Сравним с ним Лансере, Добужинского, Чехонина, Митрохина, для них живопись важна, так же как и графика. Она первое начало в творчестве, а потому если мы будем анализировать графическую линию, пятно, точку, т. е. все дисциплины графики, то невольно чувствуешь, что они должны покоиться на очень положительном фундаменте. Мы, графики, бедны своими средствами, наша изобретательность должна исходить от широчайшего образования, а техника одухотворена "умением" живописать. Все следует пустить в ход. Вот почему у Чехонина, этого непревзойденного техника графики, кисть и ее линия изучена так, что невозможно, пожалуй, и среди "заграницы" найти аналогичного мастера. Кисть он знает и ее свойства в декоративной, станковой живописи, по фарфору, металлу, стеклу и т. д. — он ничем не пренебрегает. Для одной только графики целый набор кистей, при этом знает чуть ли не каждый волосок. Вот почему так остры и совершенны его работы. Рядом стоит одинокая кисть Билибина, обязательно с обрезанным кончиком (тупая); всюду, везде и всегда одна.

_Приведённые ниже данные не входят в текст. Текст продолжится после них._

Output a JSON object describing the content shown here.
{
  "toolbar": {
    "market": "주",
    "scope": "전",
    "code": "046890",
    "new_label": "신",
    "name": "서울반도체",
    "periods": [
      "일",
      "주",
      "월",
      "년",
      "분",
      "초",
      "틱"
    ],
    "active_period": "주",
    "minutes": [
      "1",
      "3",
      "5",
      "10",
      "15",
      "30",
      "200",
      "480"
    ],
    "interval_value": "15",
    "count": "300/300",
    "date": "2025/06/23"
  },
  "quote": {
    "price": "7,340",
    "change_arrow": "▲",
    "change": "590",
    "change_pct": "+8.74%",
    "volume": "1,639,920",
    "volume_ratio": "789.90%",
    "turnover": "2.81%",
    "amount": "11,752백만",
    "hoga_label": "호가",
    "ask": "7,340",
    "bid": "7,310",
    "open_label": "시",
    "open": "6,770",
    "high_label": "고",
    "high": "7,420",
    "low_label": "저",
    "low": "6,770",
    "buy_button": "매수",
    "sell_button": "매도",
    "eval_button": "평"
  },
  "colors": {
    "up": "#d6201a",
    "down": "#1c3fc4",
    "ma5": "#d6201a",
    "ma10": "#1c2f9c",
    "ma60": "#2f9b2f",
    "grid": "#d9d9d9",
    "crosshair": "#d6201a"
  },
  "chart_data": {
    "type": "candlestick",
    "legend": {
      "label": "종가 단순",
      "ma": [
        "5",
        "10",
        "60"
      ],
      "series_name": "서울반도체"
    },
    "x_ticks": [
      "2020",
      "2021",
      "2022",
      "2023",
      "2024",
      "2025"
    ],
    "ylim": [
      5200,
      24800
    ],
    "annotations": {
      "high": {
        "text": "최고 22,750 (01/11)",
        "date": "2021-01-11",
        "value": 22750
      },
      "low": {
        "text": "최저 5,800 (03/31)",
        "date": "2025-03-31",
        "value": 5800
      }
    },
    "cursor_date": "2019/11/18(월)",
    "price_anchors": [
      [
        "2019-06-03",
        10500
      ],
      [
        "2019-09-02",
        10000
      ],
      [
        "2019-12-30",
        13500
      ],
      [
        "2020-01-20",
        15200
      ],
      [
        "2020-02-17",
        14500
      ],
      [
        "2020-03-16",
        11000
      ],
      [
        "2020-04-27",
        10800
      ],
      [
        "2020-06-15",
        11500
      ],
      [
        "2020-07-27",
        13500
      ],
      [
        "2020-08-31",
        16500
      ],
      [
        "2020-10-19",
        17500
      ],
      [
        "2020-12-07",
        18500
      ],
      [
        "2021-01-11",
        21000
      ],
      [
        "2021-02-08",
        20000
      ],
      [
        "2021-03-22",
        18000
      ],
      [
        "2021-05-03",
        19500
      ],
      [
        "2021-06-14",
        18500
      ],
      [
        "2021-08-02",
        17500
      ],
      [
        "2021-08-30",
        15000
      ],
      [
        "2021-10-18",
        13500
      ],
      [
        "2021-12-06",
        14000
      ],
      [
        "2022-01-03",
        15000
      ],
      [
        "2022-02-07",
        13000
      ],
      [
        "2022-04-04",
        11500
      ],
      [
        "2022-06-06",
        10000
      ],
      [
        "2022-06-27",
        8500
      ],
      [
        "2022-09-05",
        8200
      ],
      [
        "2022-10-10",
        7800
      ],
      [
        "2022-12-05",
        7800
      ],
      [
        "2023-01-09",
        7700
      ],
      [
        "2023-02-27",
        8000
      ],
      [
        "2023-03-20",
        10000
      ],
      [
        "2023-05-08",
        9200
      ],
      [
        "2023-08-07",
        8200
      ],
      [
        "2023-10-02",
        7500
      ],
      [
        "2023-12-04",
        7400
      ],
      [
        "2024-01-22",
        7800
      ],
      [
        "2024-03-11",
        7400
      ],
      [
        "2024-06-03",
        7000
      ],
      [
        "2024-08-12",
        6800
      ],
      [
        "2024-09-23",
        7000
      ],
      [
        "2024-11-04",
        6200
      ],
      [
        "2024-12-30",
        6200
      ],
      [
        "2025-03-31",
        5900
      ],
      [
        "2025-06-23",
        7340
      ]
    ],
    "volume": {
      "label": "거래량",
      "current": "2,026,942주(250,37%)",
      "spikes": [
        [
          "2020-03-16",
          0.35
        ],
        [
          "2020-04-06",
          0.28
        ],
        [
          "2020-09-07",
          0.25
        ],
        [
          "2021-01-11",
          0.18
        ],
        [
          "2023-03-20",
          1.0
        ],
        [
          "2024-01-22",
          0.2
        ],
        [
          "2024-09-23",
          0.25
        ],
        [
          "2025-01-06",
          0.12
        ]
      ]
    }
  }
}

Он не старался изучать пятна белого и черного в графике, по возможности упрощая их и достигая прекрасных результатов, как делал это и делает Митрохин.
Я люблю всех перечисленных мастеров, все они близки, отдавая должное каждому, стараюсь судить беспристрастно.
Прав или нет в этом вопросе — решать не мне, но, во всяком случае, из русской графики Билибина отбросить нельзя, он занимает наипочетнейшее место, тем более что можно предвидеть нескорое возрождение "картины", полиграфическое искусство все больше завоевывает себе место, новые способы, новые изобретения, новые машины — предвидится у художника какое-то колоссальнейшее общение с массами, будущий Ренессанс графики грядет, и еще не раз повторять "не нам" современные нам имена, а в том числе и Билибина.
Воспоминания написаны для сборника "Мир искусства", подготовлявшегося к печати в 1922—1928 гг. Э. Ф. Голлербахом.